LIVE: Melissa Etheridge @ The Egg, 09/02/2021

American folk-rock singer Melissa Etheridge returned to Albany to perform at The Egg on September 2nd to a sold out show of mask-wearing fans. The multi-talented Etheridge performed songs that spanned her career, filling the venue with the hope infused music from the 1980s to the present.

The stage was set for Etheridge and her band at 8 pm; washed in purple and red light, the room was filled with anticipation. The band members came out first, followed quickly by Etheridge. At 60, Etheridge continues to smile a youthful grin, playing her guitar to each corner of the stage and leaning into the crowd. Her fans went wild as she confidently positioned herself in the front of the band, poised to sing “No Souvenirs.” Her smokey, sexy voice is unchanged after all these years, transcending time and steeped in sexual desire.

Photo by Jim Gilbert

Etheridge is a reminder that confidence is sexy. Standing with her legs apart, guitar on her belly, she owns herself. “I missed you so much, Albany. Finally! A year late, but I’m here,” she purred before launching into “Similar Features.”

Unlike the lyrics to the song, there is no way anyone can replace Etheridge. With her messages about releasing stress, embracing kindness, and lifting others up, Etheridge is a social justice warrior whose fan base has consistently adored her since her first release in 1982. With “Ain’t It Heavy,” Etheridge also reminded folks that she can rock, and rock hard.

Etheridge was playing with a full band at The Egg, and the sound was a far cry from her one woman show the last time she performed here. Her performance was drenched in desire like only the sixty-year-old Etheridge can pull off. “I’ve Loved You Before,” a ballad from 2007, brought the room to a silent hush.

Knowing her audience, she welcomed fans to “Come with me to the land of the 90s!” before grabbing her baby blue electric guitar for “I Want To Come Over.” She whispered insights as she opened this song about wanting someone despite consequences. “I was older when I wrote this, but I was still making poor choices. Poor choices make up the first quarter of our life,” she pondered before launching into the crowd favorite.

Etheridge is a powerhouse in her guitar playing, and the set showed this remarkably well. She clearly loves the instrument, spotlighting her powerful musicianship through “Mercy” and “Giant.” Her ability to fuse blues and rock, playing harmonica between vocals, reaffirmed she is a musician through and through. She was able to somehow sing words, play that harmonica and guitar and also make eye contact with the crowd that made everyone feel welcome and even safe.

Because she is a social activist, as mentioned earlier, and many in the crowd were seen and heard by her through her music. “Giant” was a powerhouse of a song, calling out the system that tried to hold down people, screaming “You didn’t count on me” as a response. The song raised goosebumps and spirits that humans can overcome whatever we set our minds to overcome.

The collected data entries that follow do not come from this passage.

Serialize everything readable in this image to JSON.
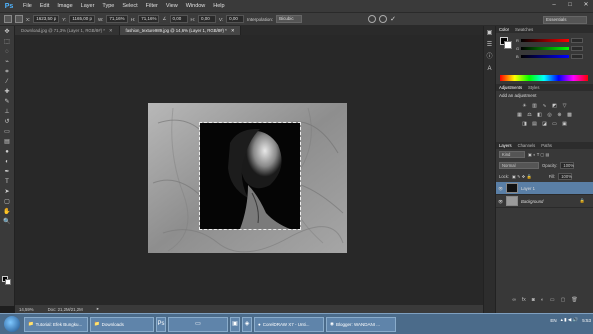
{
  "app": {
    "logo": "Ps"
  },
  "menu": [
    "File",
    "Edit",
    "Image",
    "Layer",
    "Type",
    "Select",
    "Filter",
    "View",
    "Window",
    "Help"
  ],
  "window_controls": {
    "minimize": "–",
    "maximize": "□",
    "close": "✕"
  },
  "options": {
    "x_label": "X:",
    "x_value": "1623,50 p",
    "y_label": "Y:",
    "y_value": "1165,00 p",
    "w_label": "W:",
    "w_value": "71,16%",
    "h_label": "H:",
    "h_value": "71,16%",
    "angle_label": "∠",
    "angle_value": "0,00",
    "hskew_label": "H:",
    "hskew_value": "0,00",
    "vskew_label": "V:",
    "vskew_value": "0,00",
    "interp_label": "Interpolation:",
    "interp_value": "Bicubic",
    "workspace": "Essentials"
  },
  "tabs": [
    {
      "label": "Download.jpg @ 71,3% (Layer 1, RGB/8#) *",
      "close": "✕",
      "active": false
    },
    {
      "label": "fashion_texture989.jpg @ 14,6% (Layer 1, RGB/8#) *",
      "close": "✕",
      "active": true
    }
  ],
  "status": {
    "zoom": "14,59%",
    "doc": "Doc: 21,2M/21,2M",
    "arrow": "▸"
  },
  "colors": {
    "accent": "#5a7fa6",
    "app_bg": "#282828",
    "panel_bg": "#383838"
  },
  "color_panel": {
    "tabs": [
      "Color",
      "Swatches"
    ],
    "r_label": "R",
    "g_label": "G",
    "b_label": "B"
  },
  "adjustments": {
    "tabs": [
      "Adjustments",
      "Styles"
    ],
    "title": "Add an adjustment"
  },
  "layers": {
    "tabs": [
      "Layers",
      "Channels",
      "Paths"
    ],
    "kind": "Kind",
    "blend_mode": "Normal",
    "opacity_label": "Opacity:",
    "opacity_value": "100%",
    "lock_label": "Lock:",
    "fill_label": "Fill:",
    "fill_value": "100%",
    "items": [
      {
        "name": "Layer 1",
        "selected": true,
        "lock": ""
      },
      {
        "name": "Background",
        "selected": false,
        "lock": "🔒"
      }
    ]
  },
  "taskbar": {
    "items": [
      {
        "label": "Tutorial: Efek Bungku...",
        "icon": "folder"
      },
      {
        "label": "Downloads",
        "icon": "folder"
      },
      {
        "label": "",
        "icon": "ps"
      },
      {
        "label": "",
        "icon": "app"
      },
      {
        "label": "",
        "icon": "app"
      },
      {
        "label": "CorelDRAW X7 - Unti...",
        "icon": "corel"
      },
      {
        "label": "Blogger: WANDANI ...",
        "icon": "chrome"
      }
    ],
    "tray": {
      "lang": "EN",
      "time": "5:53"
    }
  }
}
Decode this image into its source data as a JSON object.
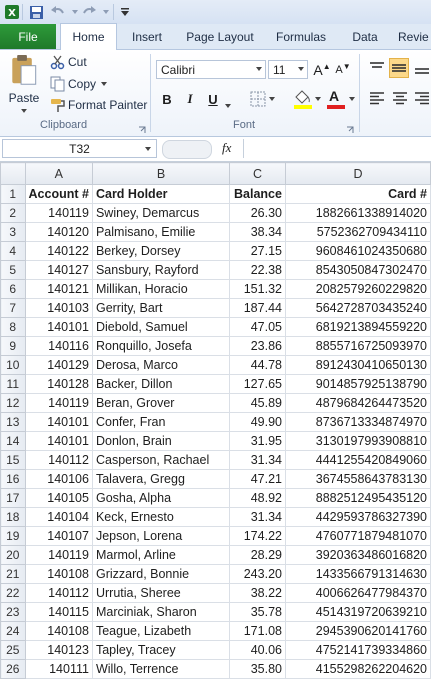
{
  "quick_access": {
    "app_icon": "excel-icon",
    "save_icon": "save-icon",
    "undo_icon": "undo-icon",
    "redo_icon": "redo-icon"
  },
  "tabs": {
    "file": "File",
    "items": [
      "Home",
      "Insert",
      "Page Layout",
      "Formulas",
      "Data",
      "Revie"
    ]
  },
  "clipboard": {
    "paste": "Paste",
    "cut": "Cut",
    "copy": "Copy",
    "format_painter": "Format Painter",
    "group_label": "Clipboard"
  },
  "font": {
    "name": "Calibri",
    "size": "11",
    "bold": "B",
    "italic": "I",
    "underline": "U",
    "grow": "A",
    "shrink": "A",
    "font_color": "A",
    "group_label": "Font"
  },
  "formula_bar": {
    "name_box": "T32",
    "fx": "fx"
  },
  "sheet": {
    "columns": [
      "A",
      "B",
      "C",
      "D"
    ],
    "header": [
      "Account #",
      "Card Holder",
      "Balance",
      "Card #"
    ],
    "rows": [
      [
        "140119",
        "Swiney, Demarcus",
        "26.30",
        "1882661338914020"
      ],
      [
        "140120",
        "Palmisano, Emilie",
        "38.34",
        "5752362709434110"
      ],
      [
        "140122",
        "Berkey, Dorsey",
        "27.15",
        "9608461024350680"
      ],
      [
        "140127",
        "Sansbury, Rayford",
        "22.38",
        "8543050847302470"
      ],
      [
        "140121",
        "Millikan, Horacio",
        "151.32",
        "2082579260229820"
      ],
      [
        "140103",
        "Gerrity, Bart",
        "187.44",
        "5642728703435240"
      ],
      [
        "140101",
        "Diebold, Samuel",
        "47.05",
        "6819213894559220"
      ],
      [
        "140116",
        "Ronquillo, Josefa",
        "23.86",
        "8855716725093970"
      ],
      [
        "140129",
        "Derosa, Marco",
        "44.78",
        "8912430410650130"
      ],
      [
        "140128",
        "Backer, Dillon",
        "127.65",
        "9014857925138790"
      ],
      [
        "140119",
        "Beran, Grover",
        "45.89",
        "4879684264473520"
      ],
      [
        "140101",
        "Confer, Fran",
        "49.90",
        "8736713334874970"
      ],
      [
        "140101",
        "Donlon, Brain",
        "31.95",
        "3130197993908810"
      ],
      [
        "140112",
        "Casperson, Rachael",
        "31.34",
        "4441255420849060"
      ],
      [
        "140106",
        "Talavera, Gregg",
        "47.21",
        "3674558643783130"
      ],
      [
        "140105",
        "Gosha, Alpha",
        "48.92",
        "8882512495435120"
      ],
      [
        "140104",
        "Keck, Ernesto",
        "31.34",
        "4429593786327390"
      ],
      [
        "140107",
        "Jepson, Lorena",
        "174.22",
        "4760771879481070"
      ],
      [
        "140119",
        "Marmol, Arline",
        "28.29",
        "3920363486016820"
      ],
      [
        "140108",
        "Grizzard, Bonnie",
        "243.20",
        "1433566791314630"
      ],
      [
        "140112",
        "Urrutia, Sheree",
        "38.22",
        "4006626477984370"
      ],
      [
        "140115",
        "Marciniak, Sharon",
        "35.78",
        "4514319720639210"
      ],
      [
        "140108",
        "Teague, Lizabeth",
        "171.08",
        "2945390620141760"
      ],
      [
        "140123",
        "Tapley, Tracey",
        "40.06",
        "4752141739334860"
      ],
      [
        "140111",
        "Willo, Terrence",
        "35.80",
        "4155298262204620"
      ]
    ]
  }
}
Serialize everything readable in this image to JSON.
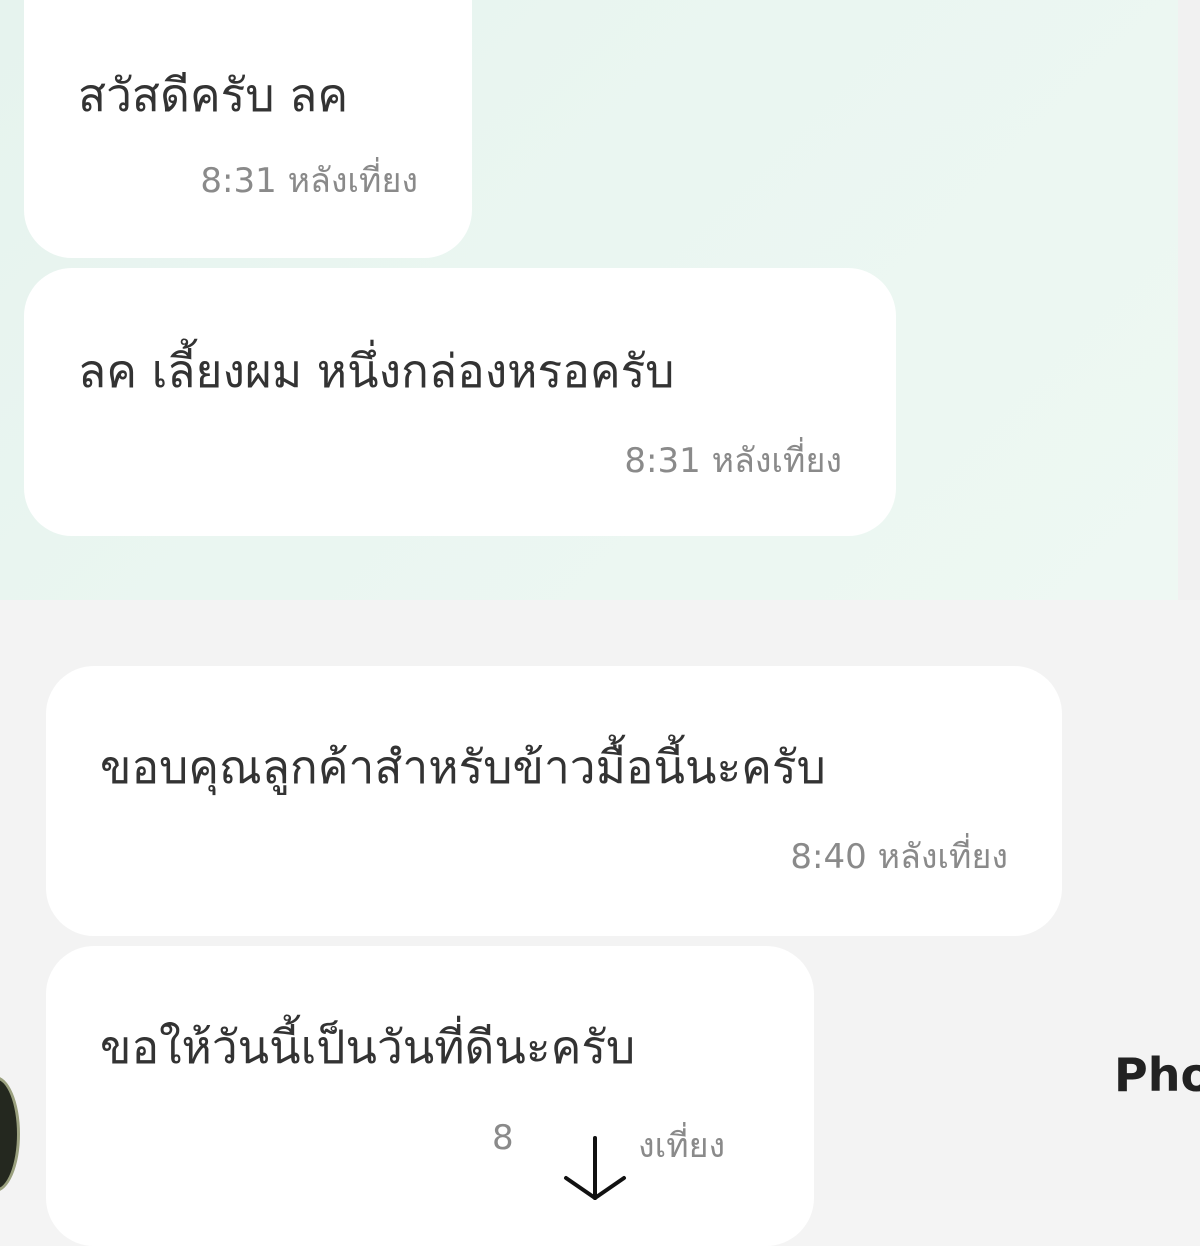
{
  "messages": [
    {
      "text": "สวัสดีครับ ลค",
      "time": "8:31 หลังเที่ยง"
    },
    {
      "text": "ลค เลี้ยงผม หนึ่งกล่องหรอครับ",
      "time": "8:31 หลังเที่ยง"
    },
    {
      "text": "ขอบคุณลูกค้าสำหรับข้าวมื้อนี้นะครับ",
      "time": "8:40 หลังเที่ยง"
    },
    {
      "text": "ขอให้วันนี้เป็นวันที่ดีนะครับ",
      "time_visible_start": "8",
      "time_visible_end": "งเที่ยง"
    }
  ],
  "side_label": "Pho",
  "icons": {
    "scroll_down": "arrow-down-icon",
    "avatar": "avatar"
  },
  "colors": {
    "bubble": "#ffffff",
    "text": "#333333",
    "time": "#8a8a8a",
    "top_bg": "#e9f5f0",
    "bottom_bg": "#f3f3f3"
  }
}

And Etheridge has overcome a lot in her life. She came out to a rather closed and homophobic community as a lesbian in 1993. She suffered and overcame breast cancer. And most recently, she lost her 21-year-old son to an opioid overdose during the pandemic. She’s a survivor through and through, using music to heal not only herself but for others as she goes about in the world.

Etheridge announced she is releasing a new album on September 17th titled, “One Way Out.” The songs on it are older ones she wrote but were never previously released. “Some of the songs were about how miserable I was. I couldn’t share that then, but I can sing about it now,” she laughed. Etheridge revisited her songs during the pandemic, rediscovering old lyrics and powerful chords, and desired to share them out.

Etheridge was accompanied by Max Hart on keys and guitar, David Santos on bass, and Eric Gardner on the drum kit. The band repeatedly helped to create a raw sound imbued with strength only a group can produce. During “Bring Me Some Water,” the band helped to build and release the energy built into the lyrics about longing for what was once ours and is now lost.

Etheridge took her traditional selfie with the crowd, and reminded listeners to “Choose love – it’s a choice every single day… and take care of what’s inside,” pointing to her head. She finished with “I’m the Only One,” directing us to look in the mirror and say the words if we need reminding.

Encore was “Like the Way I Do,” and indeed, Etheridge’s words were true: no one can rock us like the way she does.